Man soll aufhören, wenn's am schönsten ist, sagt der Volksmund, aber im wahren Leben ist die Entscheidung, zum Beispiel ein Auswahlverfahren abzuschließen, oft gar nicht so einfach. In der mathematischen Statistik bringt es das sogenannte "Sekretärinnenproblem" ([2]) auf den Punkt. Gegeben sei eine Reihe von Bewerberinnen auf den Posten einer Sekretärin. Im Auswahlverfahren muss sich der Arbeitgeber nach jedem Bewerbungsgespräch sofort entscheiden, ob er die Kandidatin einstellt oder ihr eine Absage erteilt und hofft, später eine geeignetere Bewerberin zu finden. Dabei ist die Entscheidung entgültig, einmal abgelehnte Bewerber dürfen nicht wieder eingeladen werden.

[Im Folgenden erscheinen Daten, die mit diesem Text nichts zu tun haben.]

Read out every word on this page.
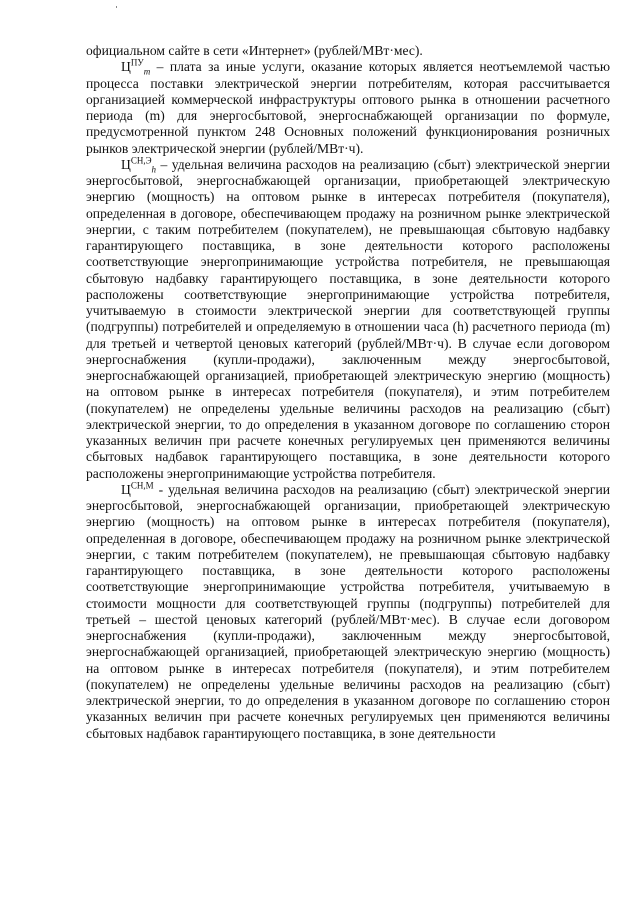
официальном сайте в сети «Интернет» (рублей/МВт·мес).

$Ц^{ПУ}_m$ – плата за иные услуги, оказание которых является неотъемлемой частью процесса поставки электрической энергии потребителям, которая рассчитывается организацией коммерческой инфраструктуры оптового рынка в отношении расчетного периода (m) для энергосбытовой, энергоснабжающей организации по формуле, предусмотренной пунктом 248 Основных положений функционирования розничных рынков электрической энергии (рублей/МВт·ч).

$Ц^{СН,Э}_h$ – удельная величина расходов на реализацию (сбыт) электрической энергии энергосбытовой, энергоснабжающей организации, приобретающей электрическую энергию (мощность) на оптовом рынке в интересах потребителя (покупателя), определенная в договоре, обеспечивающем продажу на розничном рынке электрической энергии, с таким потребителем (покупателем), не превышающая сбытовую надбавку гарантирующего поставщика, в зоне деятельности которого расположены соответствующие энергопринимающие устройства потребителя, не превышающая сбытовую надбавку гарантирующего поставщика, в зоне деятельности которого расположены соответствующие энергопринимающие устройства потребителя, учитываемую в стоимости электрической энергии для соответствующей группы (подгруппы) потребителей и определяемую в отношении часа (h) расчетного периода (m) для третьей и четвертой ценовых категорий (рублей/МВт·ч). В случае если договором энергоснабжения (купли-продажи), заключенным между энергосбытовой, энергоснабжающей организацией, приобретающей электрическую энергию (мощность) на оптовом рынке в интересах потребителя (покупателя), и этим потребителем (покупателем) не определены удельные величины расходов на реализацию (сбыт) электрической энергии, то до определения в указанном договоре по соглашению сторон указанных величин при расчете конечных регулируемых цен применяются величины сбытовых надбавок гарантирующего поставщика, в зоне деятельности которого расположены энергопринимающие устройства потребителя.

$Ц^{СН,М}$ - удельная величина расходов на реализацию (сбыт) электрической энергии энергосбытовой, энергоснабжающей организации, приобретающей электрическую энергию (мощность) на оптовом рынке в интересах потребителя (покупателя), определенная в договоре, обеспечивающем продажу на розничном рынке электрической энергии, с таким потребителем (покупателем), не превышающая сбытовую надбавку гарантирующего поставщика, в зоне деятельности которого расположены соответствующие энергопринимающие устройства потребителя, учитываемую в стоимости мощности для соответствующей группы (подгруппы) потребителей для третьей – шестой ценовых категорий (рублей/МВт·мес). В случае если договором энергоснабжения (купли-продажи), заключенным между энергосбытовой, энергоснабжающей организацией, приобретающей электрическую энергию (мощность) на оптовом рынке в интересах потребителя (покупателя), и этим потребителем (покупателем) не определены удельные величины расходов на реализацию (сбыт) электрической энергии, то до определения в указанном договоре по соглашению сторон указанных величин при расчете конечных регулируемых цен применяются величины сбытовых надбавок гарантирующего поставщика, в зоне деятельности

Ein logisch denkender Arbeitgeber wird dabei wohl die ersten paar Kandidaten sehr sorgsam prüfen und nicht gleich den erstbesten einstellen. Später hingegen, wenn die Kandidatenschlange sich dem Ende zuneigt, wird er vielleicht auch schon bei einem halbwegs passenden Bewerber zupacken, aus Furcht, am Ende mit einem völlig ungeeigneten Kandidaten dazusitzen und keine andere Wahl zu haben, als ihm zähneknirschend den Einstellungsvertrag auszuhändigen.

Optimale Strategie: 37%

Wie muss nun der Arbeitgeber vorgehen, damit sich ihm mathematisch gesichert die besten Chancen bieten, einen überdurchschnittlich geeigneten Kandidaten einzustellen? Wie lange soll die anfängliche Schnüffelphase dauern, in der er die bis dato unbekannten Fähigkeiten der Kandidaten sondiert, um zu einem späteren Zeitpunkt den erstbesten, der besser ist, als alle bisher gehörten, sofort einzustellen? Derartige optimale Stoppprobleme ([4]) beschäftigen Mathematiker schon seit Jahrhunderten.

Wie das kürzlich erschienene Buch "Algorithms to Live By" ([3]) unterhaltend erläutert, liegt die Antwort bei 37%, genauer gesagt 1/e * 100 Prozent. Bei 100 Kandidaten ist der Arbeitgeber gut beraten, die ersten 37 ohne Einstellungsabsicht nur zu sondieren, um sich ein Bild von den auf dem Arbeitsmarkt verfügbaren Talenten zu machen. Ab Kandidat Nummer 38 schnürt der schlaue Boss dann sofort den Sack zu, falls jemand besser als alles bisher Dagewesene ist.

Liebestoller Sterngucker

Die Aufgabe ist auch als Heiratsproblem bekannt. Legendär ist laut [3] die Geschichte des bekannten Sternguckers Johannes Kepler, der 1611 nach dem Tod seiner ersten Ehefrau verzweifelt eine neue suchte. Mathematisch akribisch untersuchte er in einem langwierigen Prozess der Reihe nach nicht weniger als elf Kandidatinnen, um dann völlig ausgelaugt une reuig zu Kandidatin Nummer fünf zurückzukehren, ihr einen Antrag zu machen und darauf zu seinem großen Glück ein glühendes "Ja!" zu erhalten.

Wirklichkeit simulieren

Um das Problem mit einem Perlskript zu durchzuspielen, muss dieses gewisse Annahmen über die Verteilung des Angebots auf dem Arbeitsmarkt machen. Die nicht ganz unumstrittene "20-70-10"-Regel des amerikanischen Tycoons Jack Welch ([5]) diktiert, dass in einem Unternehmen 20% Top-Performer Leistung bringen, 70% ordentlich arbeiten und 10% unproduktiv sind. Für das Experiment soll der Arbeitsmarkt ebenfalls diesem Schema folgen, die zur Auswahl stehenden Talente liegen also in etwa auf einer Glockenkurve der Gaußschen Normalverteilung (Abbildung 1).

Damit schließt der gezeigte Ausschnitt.